Valentina Liu, a CAS sophomore, said she would use the application because it might save her money. However she also said she has concerns regarding her safety, even if she is riding with another BU student.
“What if the other person sounds really nice on the phone, but not in person,” Liu said. “I’m also concerned, as a girl, for my safety when I’m traveling with a stranger.”
As for possible alterations or upgrades in the design, she said she would like if the app would show the “hotspots” in the area. Instead of waiting around in a place where there are few BU students, it could locate areas where there are many students getting picked up by a taxi or requesting for one.
“It’s a great way to save some extra cash because it’s basically carpooling,” said Rania Ezzo, a CAS sophomore.
Ezzo said she used the app once before to take a cab from her dorm in South Campus to Newbury Street. The app matched her with another girl from BU who was leaving from the South Campus area and headed in the same direction. She said the biggest challenge was figuring out how to split the fare.
“We both saved money because we split the cab, but the splitting of the cab is not actually built into the app and you have to work that out beforehand,” she said.
Ezzo said she would use the app again because taxi fare is often expensive.
“I would definitely be up for using it again, especially riding to and from the airport. I spend a lot of my money doing that,” she said. “It ranges from anywhere between $50 to $70.”
Ezzo said the app is convenient, but could also be a way to meet new people.
“Since [the app is] only for university students, I feel like it’s a lot safer than riding with some random stranger,” Ezzo said. “I feel like the idea is more for convenience, but you never really know where you’ll meet a friend.”
Other students, such as CAS sophomore Samantha Chasse, said they would rather save even more money by taking public transit Chasse said she takes the T and will continue to take the T, even if it is a longer ride.
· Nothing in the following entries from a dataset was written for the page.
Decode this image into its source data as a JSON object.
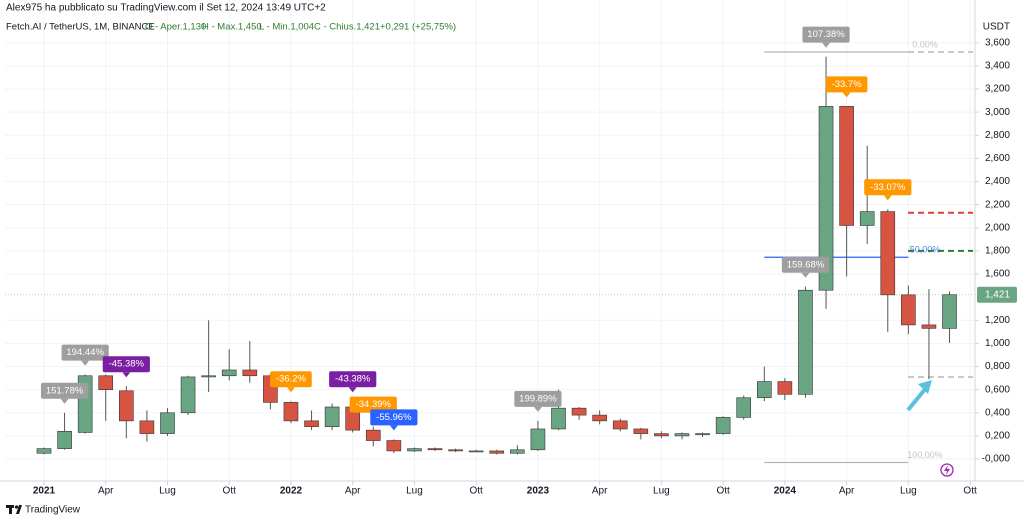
{
  "header": {
    "publisher": "Alex975 ha pubblicato su TradingView.com il Set 12, 2024 13:49 UTC+2",
    "symbol": "Fetch.AI / TetherUS, 1M, BINANCE",
    "ohlc": [
      "O - Aper.1,130",
      "H - Max.1,450",
      "L - Min.1,004",
      "C - Chius.1,421"
    ],
    "change": "+0,291 (+25,75%)"
  },
  "footer": {
    "brand": "TradingView"
  },
  "chart_data": {
    "type": "candlestick",
    "y_unit": "USDT",
    "x": [
      "2021-01",
      "2021-02",
      "2021-03",
      "2021-04",
      "2021-05",
      "2021-06",
      "2021-07",
      "2021-08",
      "2021-09",
      "2021-10",
      "2021-11",
      "2021-12",
      "2022-01",
      "2022-02",
      "2022-03",
      "2022-04",
      "2022-05",
      "2022-06",
      "2022-07",
      "2022-08",
      "2022-09",
      "2022-10",
      "2022-11",
      "2022-12",
      "2023-01",
      "2023-02",
      "2023-03",
      "2023-04",
      "2023-05",
      "2023-06",
      "2023-07",
      "2023-08",
      "2023-09",
      "2023-10",
      "2023-11",
      "2023-12",
      "2024-01",
      "2024-02",
      "2024-03",
      "2024-04",
      "2024-05",
      "2024-06",
      "2024-07",
      "2024-08",
      "2024-09"
    ],
    "open": [
      0.05,
      0.09,
      0.23,
      0.72,
      0.59,
      0.33,
      0.22,
      0.4,
      0.71,
      0.72,
      0.77,
      0.72,
      0.49,
      0.33,
      0.28,
      0.45,
      0.25,
      0.16,
      0.07,
      0.09,
      0.08,
      0.07,
      0.07,
      0.05,
      0.08,
      0.26,
      0.44,
      0.38,
      0.33,
      0.26,
      0.22,
      0.2,
      0.21,
      0.22,
      0.36,
      0.53,
      0.67,
      0.56,
      1.46,
      3.05,
      2.02,
      2.14,
      1.42,
      1.16,
      1.13
    ],
    "high": [
      0.1,
      0.4,
      0.73,
      0.73,
      0.63,
      0.42,
      0.44,
      0.72,
      1.2,
      0.95,
      1.02,
      0.74,
      0.5,
      0.42,
      0.48,
      0.5,
      0.28,
      0.17,
      0.1,
      0.1,
      0.09,
      0.08,
      0.08,
      0.12,
      0.33,
      0.6,
      0.45,
      0.42,
      0.35,
      0.27,
      0.24,
      0.23,
      0.23,
      0.37,
      0.55,
      0.8,
      0.7,
      1.49,
      3.48,
      3.05,
      2.71,
      2.16,
      1.5,
      1.47,
      1.45
    ],
    "low": [
      0.04,
      0.08,
      0.22,
      0.33,
      0.18,
      0.15,
      0.2,
      0.38,
      0.58,
      0.68,
      0.66,
      0.43,
      0.31,
      0.25,
      0.25,
      0.23,
      0.11,
      0.05,
      0.06,
      0.07,
      0.06,
      0.06,
      0.04,
      0.04,
      0.07,
      0.25,
      0.34,
      0.3,
      0.24,
      0.17,
      0.18,
      0.17,
      0.19,
      0.21,
      0.34,
      0.5,
      0.51,
      0.53,
      1.3,
      1.58,
      1.86,
      1.1,
      1.08,
      0.69,
      1.004
    ],
    "close": [
      0.09,
      0.24,
      0.72,
      0.6,
      0.33,
      0.22,
      0.4,
      0.71,
      0.72,
      0.77,
      0.72,
      0.49,
      0.33,
      0.28,
      0.45,
      0.25,
      0.16,
      0.07,
      0.09,
      0.08,
      0.07,
      0.07,
      0.05,
      0.08,
      0.26,
      0.44,
      0.38,
      0.33,
      0.26,
      0.22,
      0.2,
      0.22,
      0.22,
      0.36,
      0.53,
      0.67,
      0.56,
      1.46,
      3.05,
      2.02,
      2.14,
      1.42,
      1.16,
      1.13,
      1.421
    ],
    "up_color": "#6aa583",
    "down_color": "#d75442",
    "ylim": [
      -0.19,
      3.97
    ],
    "yticks": [
      {
        "value": 3.6,
        "label": "3,600"
      },
      {
        "value": 3.4,
        "label": "3,400"
      },
      {
        "value": 3.2,
        "label": "3,200"
      },
      {
        "value": 3.0,
        "label": "3,000"
      },
      {
        "value": 2.8,
        "label": "2,800"
      },
      {
        "value": 2.6,
        "label": "2,600"
      },
      {
        "value": 2.4,
        "label": "2,400"
      },
      {
        "value": 2.2,
        "label": "2,200"
      },
      {
        "value": 2.0,
        "label": "2,000"
      },
      {
        "value": 1.8,
        "label": "1,800"
      },
      {
        "value": 1.6,
        "label": "1,600"
      },
      {
        "value": 1.2,
        "label": "1,200"
      },
      {
        "value": 1.0,
        "label": "1,000"
      },
      {
        "value": 0.8,
        "label": "0,800"
      },
      {
        "value": 0.6,
        "label": "0,600"
      },
      {
        "value": 0.4,
        "label": "0,400"
      },
      {
        "value": 0.2,
        "label": "0,200"
      },
      {
        "value": 0,
        "label": "-0,000"
      }
    ],
    "xticks": [
      {
        "value": "2021-01",
        "label": "2021"
      },
      {
        "value": "2021-04",
        "label": "Apr"
      },
      {
        "value": "2021-07",
        "label": "Lug"
      },
      {
        "value": "2021-10",
        "label": "Ott"
      },
      {
        "value": "2022-01",
        "label": "2022"
      },
      {
        "value": "2022-04",
        "label": "Apr"
      },
      {
        "value": "2022-07",
        "label": "Lug"
      },
      {
        "value": "2022-10",
        "label": "Ott"
      },
      {
        "value": "2023-01",
        "label": "2023"
      },
      {
        "value": "2023-04",
        "label": "Apr"
      },
      {
        "value": "2023-07",
        "label": "Lug"
      },
      {
        "value": "2023-10",
        "label": "Ott"
      },
      {
        "value": "2024-01",
        "label": "2024"
      },
      {
        "value": "2024-04",
        "label": "Apr"
      },
      {
        "value": "2024-07",
        "label": "Lug"
      },
      {
        "value": "2024-10",
        "label": "Ott"
      }
    ],
    "grid": true,
    "last_price": {
      "value": 1.421,
      "label": "1,421"
    },
    "fib_levels": [
      {
        "label": "0,00%",
        "value": 3.52,
        "color": "#b2b5be"
      },
      {
        "label": "50,00%",
        "value": 1.745,
        "color": "#2962ff"
      },
      {
        "label": "100,00%",
        "value": -0.03,
        "color": "#b2b5be"
      }
    ],
    "dashed_levels": [
      {
        "value": 3.52,
        "color": "#c8c8c8"
      },
      {
        "value": 2.13,
        "color": "#e53935"
      },
      {
        "value": 1.8,
        "color": "#2e7d32"
      },
      {
        "value": 0.71,
        "color": "#c8c8c8"
      }
    ],
    "annotations": [
      {
        "text": "151.78%",
        "at": "2021-02",
        "color": "#9e9e9e"
      },
      {
        "text": "194.44%",
        "at": "2021-03",
        "color": "#9e9e9e"
      },
      {
        "text": "-45.38%",
        "at": "2021-05",
        "color": "#7b1fa2"
      },
      {
        "text": "-36.2%",
        "at": "2022-01",
        "color": "#ff9800"
      },
      {
        "text": "-43.38%",
        "at": "2022-04",
        "color": "#7b1fa2"
      },
      {
        "text": "-34.39%",
        "at": "2022-05",
        "color": "#ff9800"
      },
      {
        "text": "-55.96%",
        "at": "2022-06",
        "color": "#2962ff"
      },
      {
        "text": "199.89%",
        "at": "2023-01",
        "color": "#9e9e9e"
      },
      {
        "text": "159.68%",
        "at": "2024-02",
        "color": "#9e9e9e"
      },
      {
        "text": "107.38%",
        "at": "2024-03",
        "color": "#9e9e9e"
      },
      {
        "text": "-33.7%",
        "at": "2024-04",
        "color": "#ff9800"
      },
      {
        "text": "-33.07%",
        "at": "2024-06",
        "color": "#ff9800"
      }
    ]
  }
}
Furthermore, she said scheduling with another student may be time-consuming and a hassle.
“Taking the T is still cheaper than a cab,” said Chasse. “Also, my concern is coordinating with the other person. What if the other person didn’t show up?”
Professional opinion for moving forward
SMG professor Kathy Kram, who specializes in organizational behavior, said she believes students will find this app valuable. However, she did express concerns regarding the safety when being matched with a stranger.
“If [the application] shows the gender, women can decide if they prefer to be matched up with another woman in order to be safe,” Kram said.
The three creators have no intention of charging for the app thus far, but Kram said if they decide to do so in the future, she advised them to conduct further market research, for example, of how often students take a taxi. That decision will have to depend on whether the students find it useful on a regular basis.
The young entrepreneurs are continuing to develop their product. Eagle is coding a function for the application with which students can book a taxi online. The project will expand to Harvard University, MIT, Northeastern University and all major universities in Boston within the next few weeks before students head out on their Spring break, Eagle said.